Um subconsumo histórico marca nossa economia, apesar de termos demanda e condições para crescer. Somos um dos maiores mercados internos do mundo, 5º país em território, 6º em população e 8ª economia. Temos indústria de base, soberania alimentar, energética e tecnológica, ainda que não desenvolvida.

O Brasil é um potencial à espera de investimentos. Necessitamos de dezenas de milhões de residências, metade da população não tem saneamento básico, 1/3 vive abaixo da linha da pobreza ou mesmo da extrema pobreza, carente de renda e do essencial para a vida. Toda nossa infraestrutura precisa se desenvolver e ser modernizada, é urgente investir em educação, ciência e tecnologia, em saúde e saneamento, transporte e habitação. A questão ambiental e a Amazônia não podem mais esperar.

Temos ao nosso lado um outro mercado de 200 milhões de habitantes, a América do Sul que estávamos integrando. E, o mais importante, temos condições para crescer apoiados no mercado interno e na capacidade produtiva já construída. O que nos impede então de crescer? A concentração histórica de renda e riqueza, agravada pela estrutura tributária e juros reais da economia que expropriam a renda principalmente da classe trabalhadora via impostos regressivos e indiretos. Uma estrutura tributária que vai na contramão da adotada no mundo desenvolvido que se apoia nos impostos sobre a renda, a riqueza e a propriedade. Além disso, em todos países desenvolvidos hoje os juros são negativos; daí, a fácil administração das dívidas internas sempre superiores ao PIB.

CONSENSO INTERNACIONAL
Há consenso internacional de que a desigualdade é hoje o principal entrave para o crescimento econômico e que se fazem necessárias reformas estruturais que desconcentrem a renda e a riqueza, começando pela tributária. O próprio FED norte-americano acaba de articular sua política monetária ao crescimento do emprego, ao pleno emprego e caminha para zero de juros. O Brasil é assim uma exceção gritante –os spreads bancários são uma apropriação ilegal da renda nacional.
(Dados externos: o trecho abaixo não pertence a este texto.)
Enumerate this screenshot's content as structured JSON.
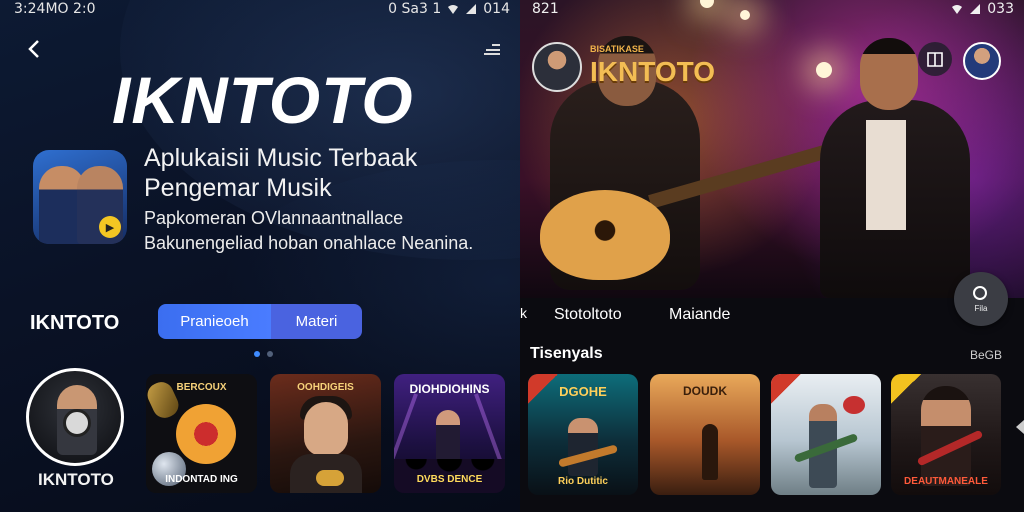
{
  "left": {
    "status": {
      "time": "3:24MO 2:0",
      "icons_text": "0 Sa3 1",
      "battery": "014"
    },
    "hero_title": "IKNTOTO",
    "headline": "Aplukaisii Music Terbaak Pengemar Musik",
    "description": "Papkomeran OVlannaantnallace Bakunengeliad hoban onahlace Neanina.",
    "nav": {
      "brand": "IKNTOTO",
      "pills": [
        "Pranieoeh",
        "Materi"
      ]
    },
    "avatar_label": "IKNTOTO",
    "tiles": [
      {
        "top": "BERCOUX",
        "bottom": "INDONTAD ING"
      },
      {
        "top": "OOHDIGEIS",
        "bottom": ""
      },
      {
        "top": "DIOHDIOHINS",
        "bottom": "DVBS DENCE"
      }
    ]
  },
  "right": {
    "status": {
      "time": "821",
      "battery": "033"
    },
    "brand_tag": "BISATIKASE",
    "brand_title": "IKNTOTO",
    "fab_label": "Fila",
    "nav": {
      "prefix": "k",
      "item1": "Stotoltoto",
      "item2": "Maiande"
    },
    "section_title": "Tisenyals",
    "see_all": "BeGB",
    "tiles": [
      {
        "top": "DGOHE",
        "bottom": "Rio Dutitic"
      },
      {
        "top": "DOUDK",
        "bottom": ""
      },
      {
        "top": "",
        "bottom": ""
      },
      {
        "top": "",
        "bottom": "DEAUTMANEALE"
      }
    ]
  },
  "colors": {
    "accent": "#3b6ef0",
    "pill2": "#4a63e0",
    "gold": "#f3bd54"
  },
  "icons": [
    "back-arrow-icon",
    "menu-dots-icon",
    "book-icon",
    "record-icon",
    "signal-icon",
    "wifi-icon",
    "battery-icon"
  ]
}
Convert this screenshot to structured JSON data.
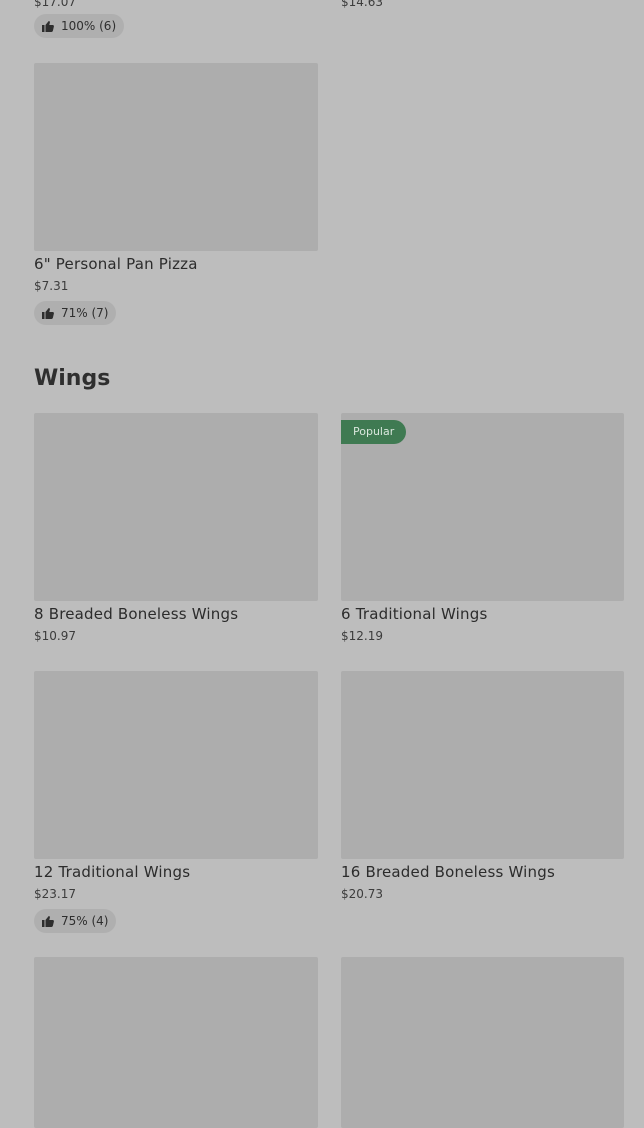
{
  "top_partial": {
    "left_price": "$17.07",
    "left_rating": "100% (6)",
    "right_price": "$14.63"
  },
  "pizza_items": [
    {
      "name": "6\" Personal Pan Pizza",
      "price": "$7.31",
      "rating": "71% (7)"
    }
  ],
  "wings_section": {
    "title": "Wings",
    "items": [
      {
        "name": "8 Breaded Boneless Wings",
        "price": "$10.97"
      },
      {
        "name": "6 Traditional Wings",
        "price": "$12.19",
        "badge": "Popular"
      },
      {
        "name": "12 Traditional Wings",
        "price": "$23.17",
        "rating": "75% (4)"
      },
      {
        "name": "16 Breaded Boneless Wings",
        "price": "$20.73"
      }
    ]
  },
  "icons": {
    "thumbs_up": "thumbs-up-icon"
  }
}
Mais uma vez na contramão dos países desenvolvidos, a proposta de reforma tributária do governo não prioriza o fim de seu caráter regressivo e indireto sobre bens e serviços. E os juros bancários reais continuam extorsivos, apesar de uma inflação abaixo da meta e da menor Selic da nossa história.

O jornais Valor Econômico e O Globo realizaram, na série “E Agora Brasil”, um seminário sobre a reforma tributária em discussão no Congresso Nacional. No debate, nem uma palavra sobre a desigualdade, sobre impostos sobre a propriedade e a renda, sobre a riqueza. A única concessão a uma política tributária mais justa é a cobrança de impostos sobre lucros e dividendos, assim mesmo compensada no Imposto de Renda. Nada sobre taxar heranças e doações, fortunas, propriedade e uma real mudança no Imposto de Renda.

Antes de discutir o custo, realmente absurdo, do nosso sistema tributário ou a disfuncionalidade do atual ICMS, é urgente desmontar o atual sistema tributário que concentra renda em vez de a distribuir. E colocar abaixo o sistema bancário e financeiro, outro concentrador de renda, expropriador da renda do trabalho e da produção, particularmente das micro, pequenas e médias empresas.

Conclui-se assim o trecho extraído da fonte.